I came across my America and Europe photos.
I zoomed in on my and Martina’s smiley faces on our way to the opera dinner in Rome. I remembered vividly how incredible that night was, and how none of us had had signal in that little underground restaurant so we just talked and talked and talked like it was going out of fashion.
I saw myself standing at the top of the Rocky steps, one of my biggest life goals, for the second time.
I scrolled a little further and saw the gorgeous beach photos I took when I went down the coast with my Kate for a sneaky getaway, and the Melbourne food market tour I went on when I was learning how to use my new DSLR.
Not a single one of these times did I have my fucking phone in my hand.
I then scrolled back up and looked at my tagged photos, and I saw my face hanging in an art gallery in Maryland.
No, no one has written a song about me and no, I haven’t appeared in a music video and no, I haven’t collaborated in writing a great song, but someone liked my face so much that they decided to stare at it for hours and create a beautiful work of art that is now selling for $650USD. One day I might be hanging on someone’s wall. Wow.
What the fuck is wrong with us? Why do we always strive for what we don’t have or feel discontented when our lives are filled with amazing things to be proud of?
We can’t blame the media for everything. It’s not going to change any time soon. I think it’s our own doing, in a lot of ways. When we don’t switch off, we don’t absorb.
Our phones are glued to our hands and life is witnessed through a screen instead of through our square little eyes.
I’m going to try to make a conscious effort to switch off more often and get out in to that big bad world without a shield of phone to guard me, and I’m going to see how my happiness level goes.

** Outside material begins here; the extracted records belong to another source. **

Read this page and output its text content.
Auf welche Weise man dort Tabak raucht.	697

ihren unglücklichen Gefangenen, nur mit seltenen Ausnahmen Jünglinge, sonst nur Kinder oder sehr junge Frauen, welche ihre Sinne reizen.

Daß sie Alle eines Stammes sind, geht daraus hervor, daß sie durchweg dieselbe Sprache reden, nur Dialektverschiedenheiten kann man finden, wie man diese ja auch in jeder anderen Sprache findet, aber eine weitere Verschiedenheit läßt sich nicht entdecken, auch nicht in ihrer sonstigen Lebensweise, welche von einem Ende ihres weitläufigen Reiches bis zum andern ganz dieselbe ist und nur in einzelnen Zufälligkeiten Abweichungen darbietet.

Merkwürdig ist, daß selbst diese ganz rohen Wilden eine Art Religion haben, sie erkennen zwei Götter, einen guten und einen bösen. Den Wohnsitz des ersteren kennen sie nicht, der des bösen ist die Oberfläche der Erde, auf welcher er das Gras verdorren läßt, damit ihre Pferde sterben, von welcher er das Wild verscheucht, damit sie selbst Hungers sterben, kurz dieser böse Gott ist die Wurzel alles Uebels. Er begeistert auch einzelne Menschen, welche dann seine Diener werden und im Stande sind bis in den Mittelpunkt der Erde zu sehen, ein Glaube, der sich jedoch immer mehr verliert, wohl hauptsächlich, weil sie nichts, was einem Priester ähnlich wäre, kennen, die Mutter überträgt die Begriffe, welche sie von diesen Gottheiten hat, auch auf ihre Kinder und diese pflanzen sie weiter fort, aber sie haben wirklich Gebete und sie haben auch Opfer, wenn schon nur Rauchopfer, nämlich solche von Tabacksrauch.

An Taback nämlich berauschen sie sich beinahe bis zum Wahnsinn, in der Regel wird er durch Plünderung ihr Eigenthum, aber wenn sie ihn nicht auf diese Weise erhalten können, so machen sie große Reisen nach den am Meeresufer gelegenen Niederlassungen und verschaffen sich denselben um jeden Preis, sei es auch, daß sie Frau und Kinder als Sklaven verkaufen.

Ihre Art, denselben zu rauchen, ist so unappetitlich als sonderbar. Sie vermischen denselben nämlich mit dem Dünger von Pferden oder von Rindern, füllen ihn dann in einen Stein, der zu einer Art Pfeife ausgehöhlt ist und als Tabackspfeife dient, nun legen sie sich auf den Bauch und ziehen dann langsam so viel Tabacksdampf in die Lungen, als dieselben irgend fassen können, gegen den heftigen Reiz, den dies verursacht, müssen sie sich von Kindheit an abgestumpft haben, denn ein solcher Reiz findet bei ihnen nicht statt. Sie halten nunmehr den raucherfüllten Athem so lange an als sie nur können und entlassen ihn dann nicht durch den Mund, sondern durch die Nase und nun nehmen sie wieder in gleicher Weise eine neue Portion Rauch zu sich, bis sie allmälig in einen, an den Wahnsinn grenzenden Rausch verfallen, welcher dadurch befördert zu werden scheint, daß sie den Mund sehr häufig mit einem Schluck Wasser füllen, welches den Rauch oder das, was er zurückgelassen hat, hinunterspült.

I have an inkling I might feel just that little bit lighter; and not just because my phone is a brick for the blind.
If we don’t get out there and do, how can we be?
I hope this little shake up helps some of you guys too. I hadn’t been able to pinpoint my lull but now I have, I’m going to try to fix it as best I can.
One hour free of technology after work each day to focus on my other things e.g. pile of unread books and neglected keyboard and guitar.
You’re all beautiful, interesting people. That’s why you’re my friends.
Now let’s go and be that without validation (said the queen of needing validation). Life is short, don’t spend it sad because some people are cooler than you.
No one will ever be as cool as Ringo Starr. It’s time we accepted it.